The Sinister mailing list started in 1997 as a mailing list about the
band Belle and Sebastian, quickly
became a mailing list about people who like
Belle and Sebastian, and is now at the time of writing I suppose a mailing list
about people with an affection for a mailing list about Belle and Sebastian.
But it's also still about Belle and Sebastian. It's a quieter place these days,
but because it's considered by some to be a good example of the homegrown nature
of communities on the internet in the mid-1990s before corporate music poked
its head in, it's
still stubbornly here. It's also here for the thousands of people who shared their
lives on it in the 1990s and since.

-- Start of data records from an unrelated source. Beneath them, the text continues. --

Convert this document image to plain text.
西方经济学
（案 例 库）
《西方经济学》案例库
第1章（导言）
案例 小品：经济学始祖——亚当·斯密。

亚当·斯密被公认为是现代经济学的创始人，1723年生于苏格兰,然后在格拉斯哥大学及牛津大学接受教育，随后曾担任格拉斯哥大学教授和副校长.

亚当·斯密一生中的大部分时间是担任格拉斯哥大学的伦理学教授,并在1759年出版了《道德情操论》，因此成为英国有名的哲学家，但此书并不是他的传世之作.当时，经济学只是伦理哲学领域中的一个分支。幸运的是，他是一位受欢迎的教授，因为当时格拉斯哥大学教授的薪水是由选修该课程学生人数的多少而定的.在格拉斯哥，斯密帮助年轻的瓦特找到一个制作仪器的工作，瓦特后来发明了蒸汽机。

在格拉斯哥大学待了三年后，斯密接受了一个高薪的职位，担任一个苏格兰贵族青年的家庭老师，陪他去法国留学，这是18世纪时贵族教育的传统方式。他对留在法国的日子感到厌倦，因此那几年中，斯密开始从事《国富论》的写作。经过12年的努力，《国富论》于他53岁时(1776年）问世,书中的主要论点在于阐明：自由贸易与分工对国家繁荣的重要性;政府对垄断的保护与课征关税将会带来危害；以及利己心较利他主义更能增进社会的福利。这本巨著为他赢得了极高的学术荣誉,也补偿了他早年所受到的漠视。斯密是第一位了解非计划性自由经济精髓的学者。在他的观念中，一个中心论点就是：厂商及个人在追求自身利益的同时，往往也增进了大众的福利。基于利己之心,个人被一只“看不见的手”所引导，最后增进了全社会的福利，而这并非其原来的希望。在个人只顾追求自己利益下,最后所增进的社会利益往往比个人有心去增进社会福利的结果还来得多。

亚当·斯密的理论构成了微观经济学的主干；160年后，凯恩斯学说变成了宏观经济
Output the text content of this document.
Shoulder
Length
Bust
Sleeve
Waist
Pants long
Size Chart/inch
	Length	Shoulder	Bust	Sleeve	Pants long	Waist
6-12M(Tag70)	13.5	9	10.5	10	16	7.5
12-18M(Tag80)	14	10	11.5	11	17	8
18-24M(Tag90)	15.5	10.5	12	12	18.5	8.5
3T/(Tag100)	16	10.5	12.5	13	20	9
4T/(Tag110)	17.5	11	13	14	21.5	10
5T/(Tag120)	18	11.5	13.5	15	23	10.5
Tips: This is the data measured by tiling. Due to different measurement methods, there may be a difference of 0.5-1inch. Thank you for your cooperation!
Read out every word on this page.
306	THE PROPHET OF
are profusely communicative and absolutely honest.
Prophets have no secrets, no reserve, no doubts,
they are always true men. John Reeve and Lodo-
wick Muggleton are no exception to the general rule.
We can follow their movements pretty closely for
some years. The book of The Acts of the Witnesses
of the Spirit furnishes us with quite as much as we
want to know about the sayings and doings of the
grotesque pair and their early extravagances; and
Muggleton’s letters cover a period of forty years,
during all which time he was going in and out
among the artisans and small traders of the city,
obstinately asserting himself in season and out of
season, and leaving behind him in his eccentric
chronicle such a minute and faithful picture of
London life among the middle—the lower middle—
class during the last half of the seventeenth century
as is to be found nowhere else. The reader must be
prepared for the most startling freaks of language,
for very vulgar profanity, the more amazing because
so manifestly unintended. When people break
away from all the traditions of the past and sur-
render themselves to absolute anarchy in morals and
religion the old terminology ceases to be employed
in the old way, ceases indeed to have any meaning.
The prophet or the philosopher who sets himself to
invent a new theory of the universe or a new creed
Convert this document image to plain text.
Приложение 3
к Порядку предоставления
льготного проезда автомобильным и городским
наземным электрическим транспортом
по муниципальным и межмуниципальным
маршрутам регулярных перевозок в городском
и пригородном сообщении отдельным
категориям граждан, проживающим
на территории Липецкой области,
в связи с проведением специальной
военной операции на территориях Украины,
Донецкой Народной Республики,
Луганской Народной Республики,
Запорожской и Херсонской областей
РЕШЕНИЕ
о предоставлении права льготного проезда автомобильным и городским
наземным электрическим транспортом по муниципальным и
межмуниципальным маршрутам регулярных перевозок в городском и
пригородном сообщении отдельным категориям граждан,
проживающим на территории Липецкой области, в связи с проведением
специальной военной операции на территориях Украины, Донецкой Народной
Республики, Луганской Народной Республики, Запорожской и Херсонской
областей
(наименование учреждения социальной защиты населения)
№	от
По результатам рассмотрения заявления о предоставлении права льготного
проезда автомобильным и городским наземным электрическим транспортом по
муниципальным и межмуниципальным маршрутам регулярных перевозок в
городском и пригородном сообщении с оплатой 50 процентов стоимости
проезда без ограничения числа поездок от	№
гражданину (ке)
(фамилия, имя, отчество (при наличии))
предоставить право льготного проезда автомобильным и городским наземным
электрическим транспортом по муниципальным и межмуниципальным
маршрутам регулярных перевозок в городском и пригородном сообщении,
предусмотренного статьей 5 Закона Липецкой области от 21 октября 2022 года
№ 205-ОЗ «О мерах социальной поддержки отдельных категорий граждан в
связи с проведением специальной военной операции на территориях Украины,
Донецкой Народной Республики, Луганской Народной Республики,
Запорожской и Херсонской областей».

It might be the oldest continously-existing
mailing list on the Internet for a band. It used to run on a big scary server with
big fans and scary beeping noises, now it runs on a computer you can hold
in the your palm of your hand. You can still join, you can still read the
archives, you can still post to it.
If you're browsing, interested in the band or interested in independent music history or what the internet was like in 1997, you can find list archives in the link below.
For now you can't subscribe until I fix a cog or two should hoards of people appear at my door demanding its revival, but the archives are still available and you can search them for very important things such as "Mrs Murdoch" and "George Henry Dickie".
For your historical amusement, there's a link to the old webpages below, resplendent with broken links, pointless information and historical anachronisms: the old pages. There's a farcically amusing log of one of the earliest online chats with a band, sheet music, obscure lyrics, a Tigermilks register, and some photos of list members as babies and list members in the 1990s, which from today's perspective is nearly the same thing.